Le grief central de Rodolphe Belmer, exprimé à Politiqueest structurel. YouTube, qui appartient à Google, fonctionne comme un hébergeur de contenus et échappe ainsi aux contraintes publicitaires qui pèsent sur TF1, M6 ou France 2. « Ils n’ont pas de frais de programmation, ils ne préfinancent pas les travaux, et donc, ils ont une base de coûts fixes qui est très faible et qui leur permet de pratiquer des frais publicitaires qui sont très faibles »dit-il. « C’est une compétition à laquelle nous ne savons pas faire face, car nous devons investir dans des programmes et dans l’information »

Ce déséquilibre prend une dimension supplémentaire dans un marché publicitaire déjà sous pression. Les plateformes de streaming comme Netflix ont enfin rejoint le rang en participant au financement de la production française. YouTube n’a jamais franchi cette étape.

Le patron de TF1 propose deux solutions à cette impasse : soit les Etats et l’Union européenne obligent YouTube à jouer sur un pied d’égalité avec les diffuseurs, soit ils choisissent de « déréglementer » restaurer un « champ de concurrence équitable ». Il cible notamment l’animation, genre massivement consommé par les moins de 15 ans, une audience que YouTube capte largement. « Ce ne serait donc pas stupide si une partie de leurs obligations se concentrait sur l’animation »il croit.

YouTube se défend

La réponse de YouTube est sans ambiguïté. Un porte-parole de la plateforme rappelle qu’elle est déjà soumise à plusieurs cadres réglementaires européens majeurs : le Digital Services Act (DSA), le Digital Markets Act (DMA) et le RGPD en Europe. Surtout, YouTube réfute toute assimilation à un diffuseur : la plateforme n’est pas « ni producteur ni éditeur de contenu »ce qui exclut selon elle toute obligation de financer la création.
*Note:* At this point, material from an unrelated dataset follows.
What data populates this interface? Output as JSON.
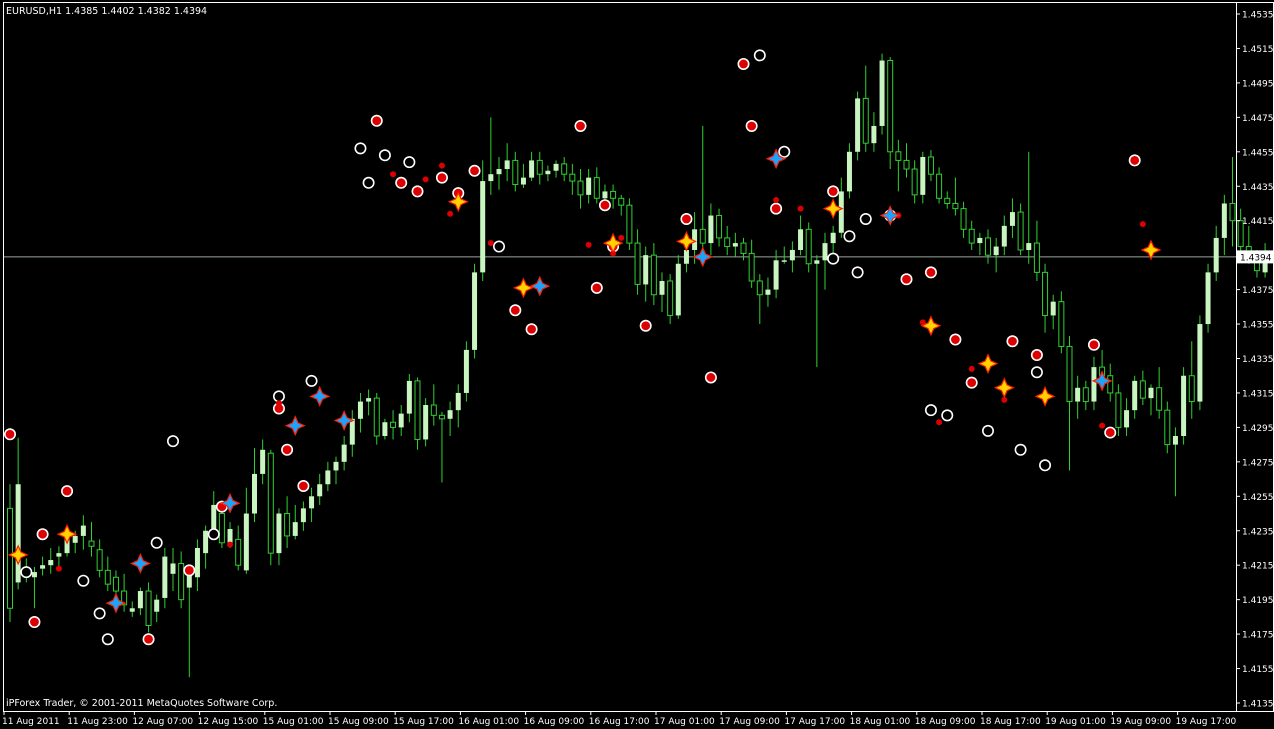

C’est précisément cette définition juridique que contestent les chaînes linéaires. La bataille réglementaire qui s’ouvre en Europe ressemble à celle que les diffuseurs ont menée contre les plateformes de streaming et dont ils sont finalement sortis vainqueurs. Mais YouTube, dont le modèle repose entièrement sur des contenus tiers, aura des arguments juridiques bien plus solides auxquels résister.